Beard oils often contain fragrance as well. Both synthetic and natural fragrances can be found in beard oils – and despite what some hype-mongers may have you believe, there is no reason to fear synthetic fragrance, which is not inherently worse for you than natural. That said, ANY fragrance can potentially cause irritation for some people, so best practice is always to patch test a scented skin, hair, or beard-care product somewhere discreet (like behind your ear) 24-hours before applying it as intended.

That said, at Scruffy Jack's we do only scent our beard oil with natural essential oils, rather than synthetics. Why? Because unlike synthetic fragrances, some essential oils have scientifically vetted benefits aside from just their aromas – like anti-bacterial properties. This can be very useful, since one of the most common issues with owning a beard is, yes, the dreaded beard funk. Think about it: beards are a perfect net for catching dirt, crumbs, dead skin, and skin oils. All things which odor-causing bacteria love to eat; so, while nothing beats regular washing for keeping your beard hygienic, a nicely scented, well-formulated beard oil with antibacterial essential oils can help keep your beard both well-conditioned and fresh.

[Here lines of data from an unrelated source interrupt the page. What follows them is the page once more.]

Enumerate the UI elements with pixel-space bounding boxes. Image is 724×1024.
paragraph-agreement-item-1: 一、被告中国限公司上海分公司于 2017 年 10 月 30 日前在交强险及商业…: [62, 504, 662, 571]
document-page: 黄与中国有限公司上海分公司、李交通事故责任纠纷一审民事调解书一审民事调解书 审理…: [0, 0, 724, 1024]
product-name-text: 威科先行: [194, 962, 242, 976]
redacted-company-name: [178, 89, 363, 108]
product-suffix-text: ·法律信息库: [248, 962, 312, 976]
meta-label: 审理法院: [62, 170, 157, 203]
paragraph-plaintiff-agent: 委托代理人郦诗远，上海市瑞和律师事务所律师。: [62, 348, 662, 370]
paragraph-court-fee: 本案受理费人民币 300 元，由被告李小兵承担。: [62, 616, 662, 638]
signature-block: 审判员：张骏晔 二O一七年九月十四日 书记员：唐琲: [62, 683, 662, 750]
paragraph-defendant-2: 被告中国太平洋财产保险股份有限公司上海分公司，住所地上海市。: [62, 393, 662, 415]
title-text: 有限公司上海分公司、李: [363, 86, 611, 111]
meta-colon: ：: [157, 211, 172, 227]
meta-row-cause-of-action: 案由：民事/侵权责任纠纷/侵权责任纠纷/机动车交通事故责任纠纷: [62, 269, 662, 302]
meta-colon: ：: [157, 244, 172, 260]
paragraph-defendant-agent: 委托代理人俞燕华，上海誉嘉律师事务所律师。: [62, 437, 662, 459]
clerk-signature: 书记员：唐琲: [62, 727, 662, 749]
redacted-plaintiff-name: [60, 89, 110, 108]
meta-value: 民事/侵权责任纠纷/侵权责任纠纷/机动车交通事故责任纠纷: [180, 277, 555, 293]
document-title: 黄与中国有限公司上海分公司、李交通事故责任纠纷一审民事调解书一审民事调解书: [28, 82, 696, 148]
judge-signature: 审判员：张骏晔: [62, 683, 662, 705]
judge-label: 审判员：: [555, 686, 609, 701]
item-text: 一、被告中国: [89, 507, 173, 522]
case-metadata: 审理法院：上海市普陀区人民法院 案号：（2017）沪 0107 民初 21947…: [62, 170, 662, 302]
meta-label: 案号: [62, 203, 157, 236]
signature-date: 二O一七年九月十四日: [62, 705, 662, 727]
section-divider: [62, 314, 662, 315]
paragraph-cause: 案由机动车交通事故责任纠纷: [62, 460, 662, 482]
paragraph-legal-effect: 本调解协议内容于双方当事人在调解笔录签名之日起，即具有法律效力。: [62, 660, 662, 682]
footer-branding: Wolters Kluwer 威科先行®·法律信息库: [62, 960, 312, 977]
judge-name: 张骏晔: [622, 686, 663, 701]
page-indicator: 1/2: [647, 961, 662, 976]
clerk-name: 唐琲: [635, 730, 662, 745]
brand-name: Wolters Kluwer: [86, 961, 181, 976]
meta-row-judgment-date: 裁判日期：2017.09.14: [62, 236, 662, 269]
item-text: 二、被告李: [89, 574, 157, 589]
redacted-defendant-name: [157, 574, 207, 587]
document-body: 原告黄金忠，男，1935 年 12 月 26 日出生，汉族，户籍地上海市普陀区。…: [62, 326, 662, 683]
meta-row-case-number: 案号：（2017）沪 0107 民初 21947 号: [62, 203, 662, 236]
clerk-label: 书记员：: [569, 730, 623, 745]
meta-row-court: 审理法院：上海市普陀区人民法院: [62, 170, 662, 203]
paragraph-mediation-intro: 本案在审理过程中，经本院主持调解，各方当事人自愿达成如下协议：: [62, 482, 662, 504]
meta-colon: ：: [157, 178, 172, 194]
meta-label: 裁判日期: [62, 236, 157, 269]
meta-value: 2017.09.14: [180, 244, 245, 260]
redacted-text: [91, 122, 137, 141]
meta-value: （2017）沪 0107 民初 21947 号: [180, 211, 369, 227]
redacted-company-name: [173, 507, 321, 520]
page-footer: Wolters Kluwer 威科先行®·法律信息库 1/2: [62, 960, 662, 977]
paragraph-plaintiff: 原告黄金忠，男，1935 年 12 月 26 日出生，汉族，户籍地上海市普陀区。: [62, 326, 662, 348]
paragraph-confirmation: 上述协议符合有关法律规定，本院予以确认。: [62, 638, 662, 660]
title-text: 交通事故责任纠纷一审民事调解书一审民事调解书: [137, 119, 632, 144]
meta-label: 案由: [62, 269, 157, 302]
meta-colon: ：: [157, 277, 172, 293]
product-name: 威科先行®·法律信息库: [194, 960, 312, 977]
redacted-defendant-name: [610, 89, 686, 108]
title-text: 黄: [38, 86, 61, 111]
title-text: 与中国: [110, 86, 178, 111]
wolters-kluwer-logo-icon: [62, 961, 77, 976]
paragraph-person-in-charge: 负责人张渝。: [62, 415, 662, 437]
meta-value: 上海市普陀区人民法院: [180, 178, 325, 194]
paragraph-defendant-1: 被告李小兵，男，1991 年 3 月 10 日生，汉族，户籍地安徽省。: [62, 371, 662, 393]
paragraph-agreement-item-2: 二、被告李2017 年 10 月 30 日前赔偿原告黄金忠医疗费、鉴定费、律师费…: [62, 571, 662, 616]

To use beard oil, simply rub a few drops in your hands, and smooth through your beard with your fingers, or the styling tool of your choice. How often you apply it will depend on your needs, but at least after every wash is a good rule of thumb. Pay attention to how your beard – and skin – react to the oil, and adjust as needed.

2. Beard Wax (or balm)
While beard oil is a conditioning product that can do a bit of styling by way of taming stray hairs and improving the overall manageability of your hair, beard wax excels in giving shape to beards. Its base, unlike an oil's, will often be based on waxes – either synthetic, like paraffin wax, or natural, like beeswax – although all sorts of solid components can be used.

If you're thinking this makes beard waxes sound a lot like hair pomades... you're absolutely right. Beard wax is essentially just hair pomade; the best beard waxes, however, are formulated specifically from face-friendly ingredients that allow for use on facial hair while minimizing the chances of breakouts or irritation. This is not usually true of hair pomades, which is why it's not recommended that you use them on your face (although there's nothing to stop you from using your beard wax in your hair).

Using a beard wax will also be familiar to anyone who's used a hair pomade. You apply a small amount to hands, warm it up a bit, and then work it little by little into the hair in question. Then, using a beard comb, comb the hairs into place. Alternately, if you're looking to play up your beard's wave or curl pattern, distribute through the hair and then scrunch. Fingers can be enlisted for anything fanciful – like twisting mustache ends to a point, etc. Pretty simple, overall.

3. Two Final Questions
So then, is it possible to use both beard oil and beard wax? And is using both necessary? The short answers, respectively, are yes, and no.

Yes, you can use both beard oil and beard wax. Use the oil first, to condition your beard, and then if desired follow with wax for extra control. Larger and drier beards may find this sort of layering necessary to stay soft and well-conditioned.

But no, using two products is not going to be necessary for everyone. Shorter beards can usually get away with only one or another – in which case, your decision will be made on the basis of which consistency you prefer. Waxes always give better control, but some guys hate the tacky feeling of waxes, preferring the lighter texture of oils. At the risk of seeming cliché: experimentation is the best way to find out what works for you. Just remember, when layering a wax over an oil, to apply both sparingly to avoid greasiness.